Ella volvió, y con ella volvieron los aquelarres nocturnos, donde orgiásticamente las frases copulaban mágicas al simple roce de mis dedos con su piel de diosa pagana.
Ella volvió, y con ella regresaron voluptuosas y sicalípticas sus hermanas las musas a untar sus pieles en mis sienes, a deleitar con sus danzares, mis afiebrados, pecadores e incestuosos delirios, levantándome de nuestro lecho a altas horas de la noche para escribir enamorado lo dictado por mis amadas tiranas.

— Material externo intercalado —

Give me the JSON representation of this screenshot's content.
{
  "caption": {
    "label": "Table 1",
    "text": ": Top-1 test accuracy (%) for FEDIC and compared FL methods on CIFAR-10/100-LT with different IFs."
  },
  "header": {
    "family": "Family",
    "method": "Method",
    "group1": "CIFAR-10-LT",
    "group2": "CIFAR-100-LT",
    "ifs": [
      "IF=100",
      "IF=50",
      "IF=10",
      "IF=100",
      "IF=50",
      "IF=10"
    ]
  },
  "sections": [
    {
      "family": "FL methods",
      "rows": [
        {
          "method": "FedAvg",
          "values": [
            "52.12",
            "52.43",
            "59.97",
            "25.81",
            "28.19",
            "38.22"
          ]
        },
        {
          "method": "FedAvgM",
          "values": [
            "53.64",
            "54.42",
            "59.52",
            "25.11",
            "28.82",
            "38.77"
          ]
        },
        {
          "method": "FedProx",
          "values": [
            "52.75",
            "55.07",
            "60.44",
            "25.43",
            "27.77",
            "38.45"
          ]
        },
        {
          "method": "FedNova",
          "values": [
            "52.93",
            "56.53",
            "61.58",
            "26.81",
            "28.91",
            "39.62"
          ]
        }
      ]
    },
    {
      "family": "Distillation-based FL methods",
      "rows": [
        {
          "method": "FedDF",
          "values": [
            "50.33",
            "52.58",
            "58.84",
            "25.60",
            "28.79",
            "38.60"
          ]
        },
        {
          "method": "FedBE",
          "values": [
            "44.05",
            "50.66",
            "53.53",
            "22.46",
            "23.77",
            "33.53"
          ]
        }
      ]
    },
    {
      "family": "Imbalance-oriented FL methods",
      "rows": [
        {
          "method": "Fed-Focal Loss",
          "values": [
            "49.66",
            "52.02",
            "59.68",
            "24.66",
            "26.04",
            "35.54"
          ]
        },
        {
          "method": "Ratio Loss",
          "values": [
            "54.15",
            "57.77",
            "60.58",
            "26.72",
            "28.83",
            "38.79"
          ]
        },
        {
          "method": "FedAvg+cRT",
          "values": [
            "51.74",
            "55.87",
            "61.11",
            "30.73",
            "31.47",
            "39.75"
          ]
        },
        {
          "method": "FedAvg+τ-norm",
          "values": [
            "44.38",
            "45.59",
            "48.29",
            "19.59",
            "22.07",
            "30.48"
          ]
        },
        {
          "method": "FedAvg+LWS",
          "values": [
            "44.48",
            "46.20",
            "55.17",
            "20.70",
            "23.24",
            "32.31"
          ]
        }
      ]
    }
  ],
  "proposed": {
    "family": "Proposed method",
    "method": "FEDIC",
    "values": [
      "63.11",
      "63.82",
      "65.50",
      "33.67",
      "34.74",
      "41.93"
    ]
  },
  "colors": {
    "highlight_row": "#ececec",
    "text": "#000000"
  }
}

Ella volvió, y con ella vuelve mi promesa no dicha de amar lo eterno en lo efímero, de querer y vivir consagrado a los muertos, a los sin descanso, a los no vivos. ¿Y que importa si solo me usa? Mientras la tenga a mi lado, mientras pueda cuidar de ella y velar su sueño diurno, mientras pueda ofrendar hombres nocturnos a su sed de vida inagotable, yo seguiré hasta donde mis fuerzas lo permitan.
Ella volvió. Y con ella se renuevan mis quehaceres de hombre enamorado.
Gustavo Reyes Ramos.
Todos los derechos reservados.
Todos los derechos reservados.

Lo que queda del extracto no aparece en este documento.